Knowing he couldn’t account for any of his curiosities, he scanned further, searching through the carnage for the man of the hour. He knew he couldn’t be safe until he located that sick man’s body. Finally, Perry spied Sebastian’s bullet-riddled cadaver and let a conclusive wave of relief wash over him—he was alone now, thank God.
As Perry gawked down at the now crumpled steel flask in hand, his internal reflection was quite profound. While the evening of traumatic terror had undoubtedly scarred and in a sense validated his life-long reclusive mindset, there were still some things he’d learned. Demons that he’d exorcised which had been haunting him for the duration of his existence. For that, he felt a very strange sense of gratitude.
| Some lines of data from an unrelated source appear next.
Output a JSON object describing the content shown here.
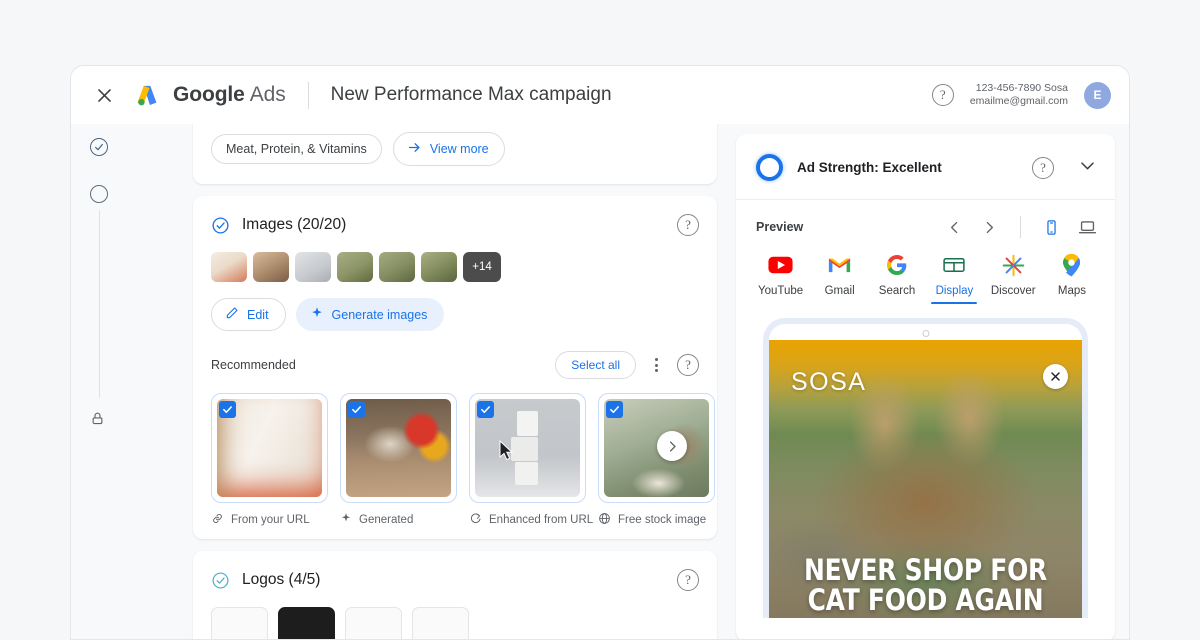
{
  "topbar": {
    "close_icon": "close-icon",
    "brand_name": "Google",
    "brand_suffix": "Ads",
    "campaign_title": "New Performance Max campaign",
    "help_glyph": "?",
    "account_id": "123-456-7890 Sosa",
    "account_email": "emailme@gmail.com",
    "avatar_initial": "E"
  },
  "rail": {
    "step_done_icon": "check-circle-icon",
    "step_current_icon": "circle-icon",
    "step_locked_icon": "lock-icon"
  },
  "top_card": {
    "chip_label": "Meat, Protein, & Vitamins",
    "view_more_label": "View more",
    "view_more_icon": "arrow-right-icon"
  },
  "images_section": {
    "status_icon": "check-circle-icon",
    "title": "Images (20/20)",
    "help_glyph": "?",
    "overflow_count": "+14",
    "thumbnails": [
      {
        "name": "thumb-cat-tree",
        "color1": "#f3e3d8",
        "color2": "#d9a58c"
      },
      {
        "name": "thumb-cat-basket",
        "color1": "#c9a98c",
        "color2": "#8a6a52"
      },
      {
        "name": "thumb-cans-stack",
        "color1": "#d7d9dc",
        "color2": "#aeb2b8"
      },
      {
        "name": "thumb-cat-bowl-1",
        "color1": "#9aa37c",
        "color2": "#6e7a52"
      },
      {
        "name": "thumb-cat-bowl-2",
        "color1": "#9aa37c",
        "color2": "#76804f"
      },
      {
        "name": "thumb-cat-bowl-3",
        "color1": "#a3a87e",
        "color2": "#707a4d"
      }
    ],
    "edit_label": "Edit",
    "edit_icon": "pencil-icon",
    "generate_label": "Generate images",
    "generate_icon": "sparkle-icon",
    "recommended_label": "Recommended",
    "select_all_label": "Select all",
    "kebab_icon": "more-vert-icon",
    "next_icon": "chevron-right-icon",
    "cards": [
      {
        "caption": "From your URL",
        "icon": "link-icon",
        "checked": true,
        "c1": "#f2efe9",
        "c2": "#c9a57e",
        "c3": "#e2573a"
      },
      {
        "caption": "Generated",
        "icon": "sparkle-icon",
        "checked": true,
        "c1": "#8b7a67",
        "c2": "#d8cdbd",
        "c3": "#d23a2c"
      },
      {
        "caption": "Enhanced from URL",
        "icon": "enhance-icon",
        "checked": true,
        "c1": "#c3c6ca",
        "c2": "#eceef0",
        "c3": "#9aa0a6"
      },
      {
        "caption": "Free stock image",
        "icon": "globe-icon",
        "checked": true,
        "c1": "#b9c2a8",
        "c2": "#7f8a6c",
        "c3": "#d8d2c4"
      }
    ]
  },
  "logos_section": {
    "status_icon": "check-circle-icon",
    "title": "Logos (4/5)",
    "help_glyph": "?",
    "logos": [
      {
        "name": "logo-thumb-1",
        "dark": false
      },
      {
        "name": "logo-thumb-2",
        "dark": true
      },
      {
        "name": "logo-thumb-3",
        "dark": false
      },
      {
        "name": "logo-thumb-4",
        "dark": false
      }
    ]
  },
  "preview_panel": {
    "ad_strength_label": "Ad Strength: Excellent",
    "ring_color": "#1a73e8",
    "help_glyph": "?",
    "collapse_icon": "chevron-down-icon",
    "preview_label": "Preview",
    "prev_icon": "chevron-left-icon",
    "next_icon": "chevron-right-icon",
    "mobile_icon": "smartphone-icon",
    "desktop_icon": "laptop-icon",
    "active_device": "mobile",
    "tabs": [
      {
        "label": "YouTube",
        "icon": "youtube-icon",
        "active": false
      },
      {
        "label": "Gmail",
        "icon": "gmail-icon",
        "active": false
      },
      {
        "label": "Search",
        "icon": "google-g-icon",
        "active": false
      },
      {
        "label": "Display",
        "icon": "display-icon",
        "active": true
      },
      {
        "label": "Discover",
        "icon": "discover-icon",
        "active": false
      },
      {
        "label": "Maps",
        "icon": "maps-pin-icon",
        "active": false
      }
    ],
    "ad": {
      "brand_text": "SOSA",
      "close_icon": "close-icon",
      "headline_line1": "NEVER SHOP FOR",
      "headline_line2": "CAT FOOD AGAIN"
    }
  }
}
The situation had made him feel like he was trapped inside of a pressure cooker, but when shit hit the fan, he delivered. While everyone who had witnessed his gusto and performance would be too dead to tell the tale, that didn’t matter. Getting credit was never something that mattered to him. Just knowing that he’d done it himself was all he needed for his peace of mind.
Sure, the whiskey had saved his life. If he hadn’t been an alcoholic, he might never have survived the ordeal. But if he hadn’t been a drunk, he most likely wouldn’t have been buffing floors for a living either. He most likely would never have made his way into the brutality that transpired on the 13th floor of the Biltmore. Was it all part of a greater plan? There was no way to know for sure, but in his mind, it was a sign. He’d been given another chance.
Perry tossed the tin container that had got him through so many dark times onto the floor beside him. Suddenly, he knew with a profound certainty which had never come close to dawning on him before, that things were going to change. In his heart, he knew that the ringing hangover that pulsated a pounding pain in his tired brain would be the last one he ever experienced.
He decided in that moment that he was done feeling sorry for himself. Surviving the ordeal had instilled him with a loud and unignorable sense of appreciation. Maybe being married wasn’t all it was cracked up to be. Maybe he had it all wrong and the envy he’d initially felt for the deceased duo was misplaced. It just took him a wedding day massacre to realize exactly how lucky he’d been all along.
Perry took one last look around at the hundreds of dead bodies, bits and pieces, and overall barbarity of the ballroom before shifting his focus to the exit door. It had been left unshackled and was calling to him.
“I ain’t cleaning this mess up,” Perry muttered, pulling himself to his feet.